Past L’Agora, as we moved further along, we came across the only bridge construction that forms part of the complex – Assut de l’Or. It is a white cable-stayed bridge designed by my favourite architect – Santiago Calatrava. It is a testament to his love for combining structural design with architecture, with sweeping lines and seamless finish.

Assut de l’Or

As you go under the bridge and emerge, you enter the main hub of the entire complex. Right in front of you is the Museu de les Ciencies Principe Felipe – another Calatrava creation.

Musus de les Ciencies Principe Felipe

It is essentially a science and technology museum and you will need to buy tickets to enter the main spaces. However the ground floor level is free entry, and I would recommend using the facilities there and taking a break before continuing. There is a lovely café and an Italian restaurant where you can stop for some coffee and cake, or in my case, some wine!


The design of the building is meant to resemble the skeleton of a whale!


Structural elements of the science museum
An open air staircase leads you the next level
The impressive facade


Directly opposite to the museum is the L’Umbracle – a beautifully landscaped garden and walkway under an elliptical, arched structure that houses plant species native to Valencia.

Side view of L’Umbracle

Walking inside L’Umbracle, temperatures were definitely cooler (thanks to the palm trees) and provided us with much needed refuge from the heat. It was also a very relaxing way to learn about the city’s indigenous flora.

Entrance to L’Umbracle
The internal boulevard

This is also the place where we had a taste of our first Horchata (Orxata in Catalan) – the Valencian secret to keeping cool under hot temperatures. This refreshingly ice cold drink, made of tiger nuts, is sweet and nutty to taste. We immediately felt the difference upon drinking it, as it cooled and refreshed our bodies and made the walk in 34 degrees of heat more palatable.

My first Horchata!

Continuing our journey, we were now standing in front of what I think is the most beautiful (and a personal favourite) building of the entire complex – L’Hemisferic or The Eye!


L’ Hemisferic


It is a planetarium and IMAX cinema.
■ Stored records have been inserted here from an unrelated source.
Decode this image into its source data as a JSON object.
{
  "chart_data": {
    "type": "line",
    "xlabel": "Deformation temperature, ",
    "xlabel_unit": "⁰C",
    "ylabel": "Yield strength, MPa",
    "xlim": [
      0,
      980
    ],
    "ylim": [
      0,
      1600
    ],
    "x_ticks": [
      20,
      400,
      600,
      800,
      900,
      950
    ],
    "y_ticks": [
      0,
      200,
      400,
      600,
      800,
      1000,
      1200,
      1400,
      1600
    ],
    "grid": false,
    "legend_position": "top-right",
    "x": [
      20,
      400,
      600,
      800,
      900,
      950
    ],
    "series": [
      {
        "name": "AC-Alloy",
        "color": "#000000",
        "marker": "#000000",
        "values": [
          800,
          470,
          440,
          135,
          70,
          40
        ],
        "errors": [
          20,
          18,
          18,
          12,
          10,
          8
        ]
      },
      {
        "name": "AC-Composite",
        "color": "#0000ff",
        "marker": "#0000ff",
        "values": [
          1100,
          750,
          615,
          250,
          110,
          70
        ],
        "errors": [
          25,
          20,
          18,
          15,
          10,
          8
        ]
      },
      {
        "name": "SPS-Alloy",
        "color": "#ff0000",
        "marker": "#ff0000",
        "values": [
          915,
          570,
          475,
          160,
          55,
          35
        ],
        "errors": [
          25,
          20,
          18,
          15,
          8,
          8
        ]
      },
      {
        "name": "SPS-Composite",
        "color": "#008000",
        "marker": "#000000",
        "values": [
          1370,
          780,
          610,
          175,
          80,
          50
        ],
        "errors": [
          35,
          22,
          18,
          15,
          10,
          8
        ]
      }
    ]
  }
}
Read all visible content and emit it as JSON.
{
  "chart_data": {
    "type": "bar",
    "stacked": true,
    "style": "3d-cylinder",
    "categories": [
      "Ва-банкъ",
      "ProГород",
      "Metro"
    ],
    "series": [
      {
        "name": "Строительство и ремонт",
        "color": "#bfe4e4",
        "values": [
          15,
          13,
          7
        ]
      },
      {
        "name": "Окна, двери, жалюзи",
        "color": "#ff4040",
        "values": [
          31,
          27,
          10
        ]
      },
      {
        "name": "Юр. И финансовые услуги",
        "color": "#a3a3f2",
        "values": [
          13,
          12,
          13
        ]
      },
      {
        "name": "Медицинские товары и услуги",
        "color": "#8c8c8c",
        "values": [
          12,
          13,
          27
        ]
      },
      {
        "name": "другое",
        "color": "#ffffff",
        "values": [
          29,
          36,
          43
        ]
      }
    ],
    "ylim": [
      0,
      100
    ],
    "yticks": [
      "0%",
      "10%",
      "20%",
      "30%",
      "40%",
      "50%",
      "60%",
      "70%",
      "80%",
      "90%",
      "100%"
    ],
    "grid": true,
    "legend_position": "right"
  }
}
The design is made to resemble the eye, when seen in conjunction with its reflection on the pool, complete with retina and eyelid. It is indeed the most iconic and magnificent of all the buildings.

Resembling the ‘Eye’



Last but not the least , we ended our walk in front of the Palau de les Arts Reina Sofia –  a theatre and opera house, again designed by Calatrava. To me it looked like a giant whale, with its sweeping curves of white concrete, metal and glass.

The impressive entrance to the opera house


Santiago Caltrava is known (often criticised) for his theatrical, out of context and outlandish designs. I am in love with his style and this visit to the Ciutat De Les Arts I Les Ciences was a fascinating journey to understand his designs a bit deeper. It was a stimulating and engaging experience which will stay with me forever.